No fue fácil seguir el llamado del Señor, hubo muchas tribulaciones, lágrimas y dolor, pero en general, tenía mucha fe en Dios. Fe en que Dios ayudaría a mi familia y saldríamos de la situación en la que nos encontrábamos.
El primer llamado a ser diácono fue unos años después de servir en la iglesia. El padre Paul Colling me preguntó si quería ser diácono. Dije que no porque mis hijos eran demasiado pequeños. Mi segundo llamado para ser diácono fue del Padre Jorge Canela, quien me dijo que sería un buen diácono. Le dije al padre Jorge que no me sentía digno de ese llamado. Unos años más tarde tuve un tercer llamado de un predicador laico de Texas. Me dijo que iba a ser diácono en un futuro cercano. Sentí una intensa sensación de fuego espiritual dentro de mi corazón. Me acerqué al Padre Pete y le dije que había tres llamados para ser diácono. Me informó que yo era un buen candidato. Decidí presentar mi solicitud y un año después me aceptaron en el programa. Fueron tres años de mucho trabajo y dedicación. Tres años de conducir una hora de ida y vuelta semanalmente para asistir a clases. Requería muchos sacrificios, falta de sueño por llegar tarde a casa (9 p.m./10 p.m.) y despertarme a las 3 a.m. para llegar al trabajo a la mañana siguiente. En mi primer año de formación, trabajé junto al Padre Matt Koperski y el Padre José Chávez, donde aprendí mucho y seguí creciendo espiritualmente todos los días. Empecé a rezar el rosario constantemente, y cada misa, me arrodillaba a los pies de Jesús en el sagrario donde crecí inmensamente espiritualmente.

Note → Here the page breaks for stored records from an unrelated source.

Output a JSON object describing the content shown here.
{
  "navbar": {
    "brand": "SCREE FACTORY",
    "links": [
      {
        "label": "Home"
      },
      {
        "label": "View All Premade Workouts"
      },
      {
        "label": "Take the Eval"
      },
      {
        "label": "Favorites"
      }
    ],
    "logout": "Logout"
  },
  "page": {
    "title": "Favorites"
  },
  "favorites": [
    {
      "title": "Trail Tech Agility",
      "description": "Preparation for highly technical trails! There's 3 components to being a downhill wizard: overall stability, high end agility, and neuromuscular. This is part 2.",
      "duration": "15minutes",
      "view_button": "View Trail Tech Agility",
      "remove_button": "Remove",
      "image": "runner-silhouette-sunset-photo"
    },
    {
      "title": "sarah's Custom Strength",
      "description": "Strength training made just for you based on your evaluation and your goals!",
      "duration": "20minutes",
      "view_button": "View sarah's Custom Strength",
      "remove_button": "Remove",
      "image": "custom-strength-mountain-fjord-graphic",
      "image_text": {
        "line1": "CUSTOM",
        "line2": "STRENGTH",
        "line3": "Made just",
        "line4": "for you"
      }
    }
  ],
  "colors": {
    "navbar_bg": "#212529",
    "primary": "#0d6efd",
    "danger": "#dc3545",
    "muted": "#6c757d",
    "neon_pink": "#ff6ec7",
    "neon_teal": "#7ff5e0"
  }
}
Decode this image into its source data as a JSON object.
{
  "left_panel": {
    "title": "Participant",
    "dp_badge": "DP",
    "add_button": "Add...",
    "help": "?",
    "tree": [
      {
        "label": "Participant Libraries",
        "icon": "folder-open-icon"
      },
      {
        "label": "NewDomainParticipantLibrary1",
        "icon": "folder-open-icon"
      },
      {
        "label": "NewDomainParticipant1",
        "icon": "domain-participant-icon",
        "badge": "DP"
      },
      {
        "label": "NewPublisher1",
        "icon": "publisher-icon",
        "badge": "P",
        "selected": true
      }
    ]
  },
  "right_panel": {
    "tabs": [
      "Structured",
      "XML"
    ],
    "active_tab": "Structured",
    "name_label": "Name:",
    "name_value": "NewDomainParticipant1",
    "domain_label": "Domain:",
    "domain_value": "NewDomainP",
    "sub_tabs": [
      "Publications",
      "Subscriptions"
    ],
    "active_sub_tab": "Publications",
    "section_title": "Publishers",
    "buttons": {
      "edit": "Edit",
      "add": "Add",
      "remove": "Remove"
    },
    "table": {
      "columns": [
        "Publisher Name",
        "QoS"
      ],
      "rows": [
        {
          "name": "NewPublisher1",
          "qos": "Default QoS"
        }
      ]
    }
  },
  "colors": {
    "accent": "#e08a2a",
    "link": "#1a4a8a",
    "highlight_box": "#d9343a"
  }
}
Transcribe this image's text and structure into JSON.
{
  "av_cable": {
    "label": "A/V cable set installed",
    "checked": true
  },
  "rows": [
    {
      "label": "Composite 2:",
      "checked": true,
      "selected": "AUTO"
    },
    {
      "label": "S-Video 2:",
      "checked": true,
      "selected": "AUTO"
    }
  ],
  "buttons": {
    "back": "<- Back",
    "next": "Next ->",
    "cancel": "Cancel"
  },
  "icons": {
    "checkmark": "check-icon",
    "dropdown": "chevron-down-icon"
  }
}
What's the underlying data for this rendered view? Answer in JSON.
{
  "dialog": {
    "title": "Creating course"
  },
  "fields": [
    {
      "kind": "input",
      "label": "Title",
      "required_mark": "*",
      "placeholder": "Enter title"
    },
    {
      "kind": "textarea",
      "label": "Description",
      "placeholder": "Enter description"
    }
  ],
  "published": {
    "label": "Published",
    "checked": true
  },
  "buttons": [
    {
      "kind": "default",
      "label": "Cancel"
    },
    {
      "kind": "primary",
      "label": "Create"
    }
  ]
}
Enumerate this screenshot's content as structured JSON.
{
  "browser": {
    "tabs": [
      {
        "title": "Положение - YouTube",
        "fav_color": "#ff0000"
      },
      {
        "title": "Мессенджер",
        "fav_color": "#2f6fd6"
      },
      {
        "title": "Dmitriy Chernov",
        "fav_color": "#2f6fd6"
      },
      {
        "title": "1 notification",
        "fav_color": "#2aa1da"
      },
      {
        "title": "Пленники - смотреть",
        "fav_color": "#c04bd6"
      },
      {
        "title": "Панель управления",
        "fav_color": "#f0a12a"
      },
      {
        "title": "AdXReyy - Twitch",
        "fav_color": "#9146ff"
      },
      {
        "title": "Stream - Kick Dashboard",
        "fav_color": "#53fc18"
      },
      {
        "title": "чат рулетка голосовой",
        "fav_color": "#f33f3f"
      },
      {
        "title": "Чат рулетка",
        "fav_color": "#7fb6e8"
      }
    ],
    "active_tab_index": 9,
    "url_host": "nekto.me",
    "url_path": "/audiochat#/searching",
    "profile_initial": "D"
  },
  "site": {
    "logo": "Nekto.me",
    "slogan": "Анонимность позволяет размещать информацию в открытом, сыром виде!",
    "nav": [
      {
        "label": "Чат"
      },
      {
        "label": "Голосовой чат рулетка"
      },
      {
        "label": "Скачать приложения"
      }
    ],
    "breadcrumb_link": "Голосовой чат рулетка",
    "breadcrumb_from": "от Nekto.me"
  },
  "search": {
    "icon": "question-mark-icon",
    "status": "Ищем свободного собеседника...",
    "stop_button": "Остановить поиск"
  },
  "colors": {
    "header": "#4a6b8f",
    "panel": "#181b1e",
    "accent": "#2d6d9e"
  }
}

Después de ese año, por la gracia de Dios, completé el programa y fui ordenado diácono. Doy gracias a Dios ya la Virgen María por su intercesión. Quiero agradecer a mi madre Consuelo Quintero por todas sus oraciones. También quiero agradecer a mi esposa Silvia porque luchó, lloró y se sacrificó mucho por nosotros, incluidos todos nuestros hijos: Karina, Esmeralda, Silvia y Jesse Alvarez a quienes amo con todo mi corazón. También quiero agradecer a nuestro señor Obispo Joseph Hanefeldt por ordenarme diácono hace cuatro años, el 4 de junio de 2019, para la Diócesis de Grand Island. Donde sigo sirviendo a la comunidad, por medio de Dios, con mucho amor.